Many held their collective breath last weekend to see what the Sunday vote in Greece would produce.  Never mind the names, not household words – it was the

Radical Leftists (Syriza), opposed to the ongoing BailOut programs which are keeping Greece from economic disaster, pitted against the Conservatives (“New Democracy”), who would keep Greece on the Euro, come hell or high water.

New Democracy garnered 29.7% of the vote; SYRIZA -26.9%.  With a Majority Bonus of some 50 seats going to the winner, and a third party PASOK, taking 12.3 % of the vote, Greece formed a new government and may have dodged a bullet, for a while anyway.  Europe, and the rest of the developed world hunkered down.

Germany demands austerity and spending cuts, promising more aid if those happen.  With no centralized government overseeing the Euro’s common currency, Germany, the richest of the 17 countries, along with the International Monetary Fund, calls the tune.

Without this aid, Greece goes bankrupt, and goes off the Euro, possibly converting remaining Greek bank deposits into Drachma’s and breaking up the European Union’s (“EU”) common currency.  This threatened unraveling cannot be a good thing.

Greece’s leading politicians want to buy more time – Germany says it all must be in place by 2014; Greece wants until 2016 – a possible compromise after this past weekend’s Greek elections may be 2015.  However, that depends on German Chancellor Angela Merkel’s insistence that Greece speedily meet these severely trimmed back financial goals, and the concurrence of the rest of the EU’s member countries – a tough crowd, who seemingly cannot agree on lunch.
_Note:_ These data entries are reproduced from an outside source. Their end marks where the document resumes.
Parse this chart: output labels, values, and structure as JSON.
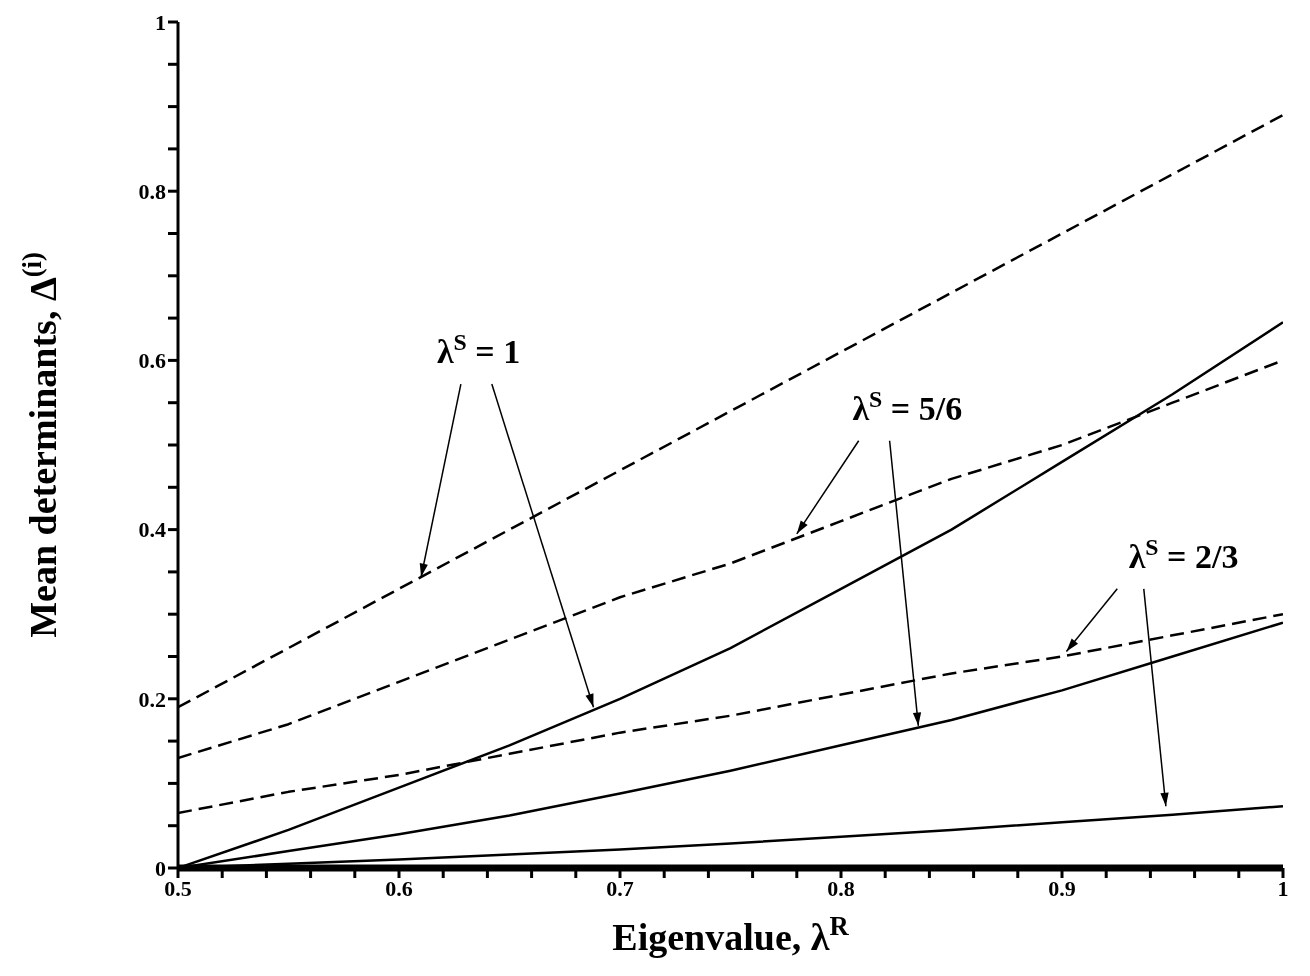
{
  "chart_data": {
    "type": "line",
    "xlabel": "Eigenvalue, λ$^{R}$",
    "ylabel": "Mean determinants, Δ$^{(i)}$",
    "x": [
      0.5,
      0.55,
      0.6,
      0.65,
      0.7,
      0.75,
      0.8,
      0.85,
      0.9,
      0.95,
      1
    ],
    "series": [
      {
        "color": "#000000",
        "line_style": "dashed",
        "values": [
          0.19,
          0.26,
          0.33,
          0.4,
          0.47,
          0.54,
          0.61,
          0.68,
          0.75,
          0.82,
          0.89
        ]
      },
      {
        "color": "#000000",
        "line_style": "dashed",
        "values": [
          0.13,
          0.17,
          0.22,
          0.27,
          0.32,
          0.36,
          0.41,
          0.46,
          0.5,
          0.55,
          0.6
        ]
      },
      {
        "color": "#000000",
        "line_style": "dashed",
        "values": [
          0.065,
          0.09,
          0.11,
          0.135,
          0.16,
          0.18,
          0.205,
          0.23,
          0.25,
          0.275,
          0.3
        ]
      },
      {
        "color": "#000000",
        "line_style": "solid",
        "values": [
          0,
          0.045,
          0.095,
          0.145,
          0.2,
          0.26,
          0.33,
          0.4,
          0.48,
          0.56,
          0.645
        ]
      },
      {
        "color": "#000000",
        "line_style": "solid",
        "values": [
          0,
          0.02,
          0.04,
          0.062,
          0.088,
          0.115,
          0.145,
          0.175,
          0.21,
          0.25,
          0.29
        ]
      },
      {
        "color": "#000000",
        "line_style": "solid",
        "values": [
          0,
          0.005,
          0.01,
          0.016,
          0.022,
          0.029,
          0.037,
          0.045,
          0.054,
          0.063,
          0.073
        ]
      }
    ],
    "xlim": [
      0.5,
      1
    ],
    "ylim": [
      0,
      1
    ],
    "xticks": [
      0.5,
      {
        "value": 0.52,
        "label": null
      },
      {
        "value": 0.54,
        "label": null
      },
      {
        "value": 0.56,
        "label": null
      },
      {
        "value": 0.58,
        "label": null
      },
      0.6,
      {
        "value": 0.62,
        "label": null
      },
      {
        "value": 0.64,
        "label": null
      },
      {
        "value": 0.66,
        "label": null
      },
      {
        "value": 0.68,
        "label": null
      },
      0.7,
      {
        "value": 0.72,
        "label": null
      },
      {
        "value": 0.74,
        "label": null
      },
      {
        "value": 0.76,
        "label": null
      },
      {
        "value": 0.78,
        "label": null
      },
      0.8,
      {
        "value": 0.82,
        "label": null
      },
      {
        "value": 0.84,
        "label": null
      },
      {
        "value": 0.86,
        "label": null
      },
      {
        "value": 0.88,
        "label": null
      },
      0.9,
      {
        "value": 0.92,
        "label": null
      },
      {
        "value": 0.94,
        "label": null
      },
      {
        "value": 0.96,
        "label": null
      },
      {
        "value": 0.98,
        "label": null
      },
      1
    ],
    "yticks": [
      0,
      {
        "value": 0.05,
        "label": null
      },
      {
        "value": 0.1,
        "label": null
      },
      {
        "value": 0.15,
        "label": null
      },
      0.2,
      {
        "value": 0.25,
        "label": null
      },
      {
        "value": 0.3,
        "label": null
      },
      {
        "value": 0.35,
        "label": null
      },
      0.4,
      {
        "value": 0.45,
        "label": null
      },
      {
        "value": 0.5,
        "label": null
      },
      {
        "value": 0.55,
        "label": null
      },
      0.6,
      {
        "value": 0.65,
        "label": null
      },
      {
        "value": 0.7,
        "label": null
      },
      {
        "value": 0.75,
        "label": null
      },
      0.8,
      {
        "value": 0.85,
        "label": null
      },
      {
        "value": 0.9,
        "label": null
      },
      {
        "value": 0.95,
        "label": null
      },
      1
    ],
    "annotations": [
      {
        "text": "λ$^{S}$ = 1",
        "x": 0.61,
        "y": 0.344
      },
      {
        "text": "λ$^{S}$ = 5/6",
        "x": 0.78,
        "y": 0.395
      },
      {
        "text": "λ$^{S}$ = 2/3",
        "x": 0.902,
        "y": 0.256
      }
    ],
    "marker": "none"
  }
}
The American economy treads water, still some 5 ½ months from our cataclysmic 2012 elections and facing austerity measures of our very own which, unless Congress has a change of heart, will automatically take effect at this year’s end.
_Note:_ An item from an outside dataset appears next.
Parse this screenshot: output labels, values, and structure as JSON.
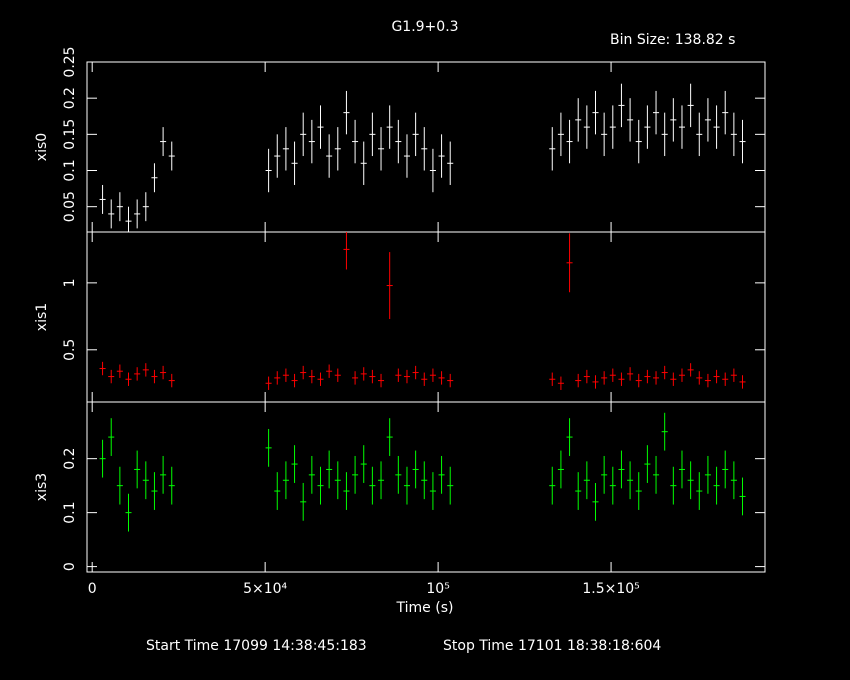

Even the mighty engine of the Chinese economy has cooled and halted it’s growth, for now.  We await the next meeting of EU leaders on June 28-29 in Brussels, to continue discussing plans for averting financial Armageddon.

Everywhere across the developed world, it seems that Confidence has gone home early and won’t be attending the party.

And all the King’s horses and all the King’s men, regardless of how much austerity is shoved down Greece’s throat, or, by year-end, how many spending cuts are shoved down America’s throat, cannot inspire economic confidence where it is most needed.   Businesses sorely need confidence in the economy, going forward right now, in order to bring them off the sidelines and to spend and invest piles of cash which they have accumulated while awaiting an end to this economic storm, an end which is now officially overdue.  Businesses simply won’t create more jobs without confidence in the economy.   “The global economy is slowing and is slowing at a time when you have got such policy indecision that it’s making investment very difficult,” observed Sean Darby, a Hong Kong-based chief global equity strategist for Jefferies, an investment bank.

Without confidence in the economy, businesses will continue to operate as they are, not creating new jobs, and thus fewer dollars from fewer paychecks will flow as they must, throughout our economy, to float all of our boats a little higher.  There has been precious little of late to inspire that confidence.  The Greek elections, a real squeaker of a victory, will not restore that confidence – not in Greece, not in the EU, and not across the Atlantic, here in the US.

Monday, the Euro reached a one-month high against the U.S. dollar, roughly $1.2747 in early Australasian Monday trading, up from roughly $1.2655 late in New York on Friday.  With the EU committed to austerity, the US heading into its own Winter of Austerity, and China’s growth now slowed down considerably, is it truly any great mystery then, why there is no significant economic growth, not now and not even predicted?  Sean Darby, quoted above, answered thusly: “I cannot find an economy at the moment where there’s a natural pro-growth policy. There isn’t one.”

And, all the while now, as the lazy days of Summer are upon us, we continue to fritter away the days of the lowest interest rates in generations, which could finance the rebuilding of our crumbling infrastructure, put people back to work, and, yes, begin to inspire that confidence which is so sorely lacking everywhere you look today.